Sunday, October 01, 2006

naomi klein on Iraq

This article is pretty intense and long, but well worth a read for its ability to connect the dots.

"Torturers believe that when electrical shocks are applied to various parts of the body simultaneously subjects are rendered so confused about where the pain is coming from that they become incapable of resistance. A declassified CIA “Counterintelligence Interrogation” manual from 1963 describes how a trauma inflicted on prisoners opens up “an interval—which may be extremely brief—of suspended animation, a kind of psychological shock or paralysis. . . . [A]t this moment the source is far more open to suggestion, far likelier to comply...If there ever was a moment when Iraqis were too disoriented to resist shock therapy, that moment has definitely passed.”

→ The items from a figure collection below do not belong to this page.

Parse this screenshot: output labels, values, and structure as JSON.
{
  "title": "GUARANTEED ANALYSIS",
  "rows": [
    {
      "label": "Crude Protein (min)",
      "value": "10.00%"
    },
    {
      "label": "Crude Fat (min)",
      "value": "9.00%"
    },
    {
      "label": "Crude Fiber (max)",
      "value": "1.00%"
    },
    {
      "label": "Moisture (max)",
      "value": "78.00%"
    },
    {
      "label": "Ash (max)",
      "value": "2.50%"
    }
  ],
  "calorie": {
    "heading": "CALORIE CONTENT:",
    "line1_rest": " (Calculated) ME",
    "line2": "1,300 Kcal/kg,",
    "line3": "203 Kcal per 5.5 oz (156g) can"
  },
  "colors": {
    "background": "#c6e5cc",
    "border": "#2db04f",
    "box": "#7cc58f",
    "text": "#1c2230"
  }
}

Klein lays out what the economic plan was behind the invasion of Iraq. There has always been an economic front to this war, it is one drenched in neocon values with their embedded religious undertones. But its all gone wrong. terribly wrong and until Bush and his allies loosen their desire to hold on to a cause they can no longer win more people - civilian, soldiers, innocents, future generations - will continue to die for an extremly violent economic ideology. The sad truth is that civil war is and was the only option US/British policy allowed for people to fight the wholescale robbery and western imperialism forced on their country. Bush and Blair are more reponsible than either will admit. Bob Woodward of Watergate fame will tonight address the masks and lies the White House has used to distort their ideological economic front. This war has always been about money, about the rich capitalist class getting richer. Nothing else. simple as that.

As Klein concludes:

"The great historical irony of the catastrophe unfolding in Iraq is that the shock-therapy reforms that were supposed to create an economic boom that would rebuild the country have instead fueled a resistance that ultimately made reconstruction impossible. Bremer's reforms unleashed forces that the neocons neither predicted nor could hope to control, from armed insurrections inside factories to tens of thousands of unemployed young men arming themselves. These forces have transformed Year Zero in Iraq into the mirror opposite of what the neocons envisioned: not a corporate utopia but a ghoulish dystopia, where going to a simple business meeting can get you lynched, burned alive, or beheaded. These dangers are so great that in Iraq global capitalism has retreated, at least for now. For the neocons, this must be a shocking development: their ideological belief in greed turns out to be stronger than greed itself."